I hope she does get a make-over and some coaching. We may be shocked to find she isn't all that bad looking, just never had a chance. A great many "plain" women "from the village" are not nearly as plain as their environment has made them. Sorry, I can't speak about men because I never look at them.
And she does sing very well. She will get better with coaching and will have far more than "15 minutes of fame".

Katie Kat

Perfectly said! I was disgusted with Simon and crew for their reactions when she walked on stage, but then I had to ask myself if I wouldn't have been thinking the same thing if I didn't know in advance she was going to let fly with that voice. It made ME uncomfortable for my own reaction. I think her success would have been the same regardless of her attractiveness or age, but she wouldn't have had to endure everyone's insensitivity.

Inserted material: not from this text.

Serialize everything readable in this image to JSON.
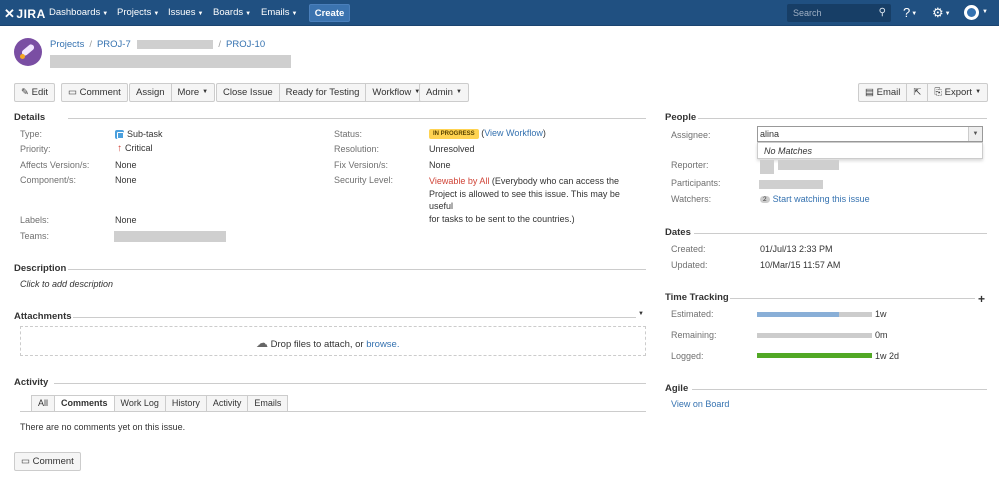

Of course, she's had to deal with that her whole life, and that's why I found myself rooting for her because she was spunky and confident and in their faces despite how everyone reacted to her. She deserves to be respected for who she is, and maybe she will get the last laugh and make people stop and think before they judge next time.

doahleigh

Thank you, I was hoping someone would write something about this. Nobody seemed to get this angle of the story. I would have written something myself, but you said it so much better.

Amanda

Thank GOD someone is writing about this.

It was an amazing performance by an incredibly talented vocalist. The fact that we expected her to suck because she's not pretty is not something to celebrate.

Thanks for saying this!

Spoon

Here's an optimistic spin. Susan doesn't need their approval. She's got it, because she deserves it, but it's not as though she's going to wither and die when the attention goes away. Those pretty young things rolling their eyes -- they need it, badly. They need it so badly that they'll s--t on absolutely anyone who isn't actively worshiping them by imitation.

You're absolutely right that the existence of Susan Boyle isn't going to change those people for the better, won't convince them to stop looking down on everyone who isn't trying to be just like them. What's more, who cares? Let them live their desperate, unhappy lives and roll their eyes at whoever they want. They're lucky Madame Boyle deigned to show up at their self-masturbatory circus.

kaelak

"All this attention she is receiving should seem uplifting and positive, but instead it feels ugly and superficial." I couldn't agree more. And I kept getting pissed every time the not-Simon dude opened his mouth, 'cause he kept talking about how surprised they all were. Like only beautiful people can have talent? Disgusting, and a clear show of HIS inner beauty (or not).

Renee

I just think that the reasons you like Susan are the same reasons everyone else does, and I think the "popular kids" analogy is a huge stretch.

We like her because she's Going For It. The only people making a big deal out of her looks are the media, and I think we all know They Don't Speak For Us.

TasterSpoon

You nailed it. This video made me very uncomfortable.

I was startled by the nastiness in the beginning and not much reassured when they (Cowell and the audience) admitted to her talent by the end.

I thought everyone's reaction was was less a genuine sizing up of talent (there have been better and worse singers) and more like they were dazzled by the novelty that she could sing at all - ooh, a talking dog - what an amazing trick!

Pissed me off and I feel bad for her that this video has gone so big. Now she gets to SEE how people react to her when they first meet her. How humiliating.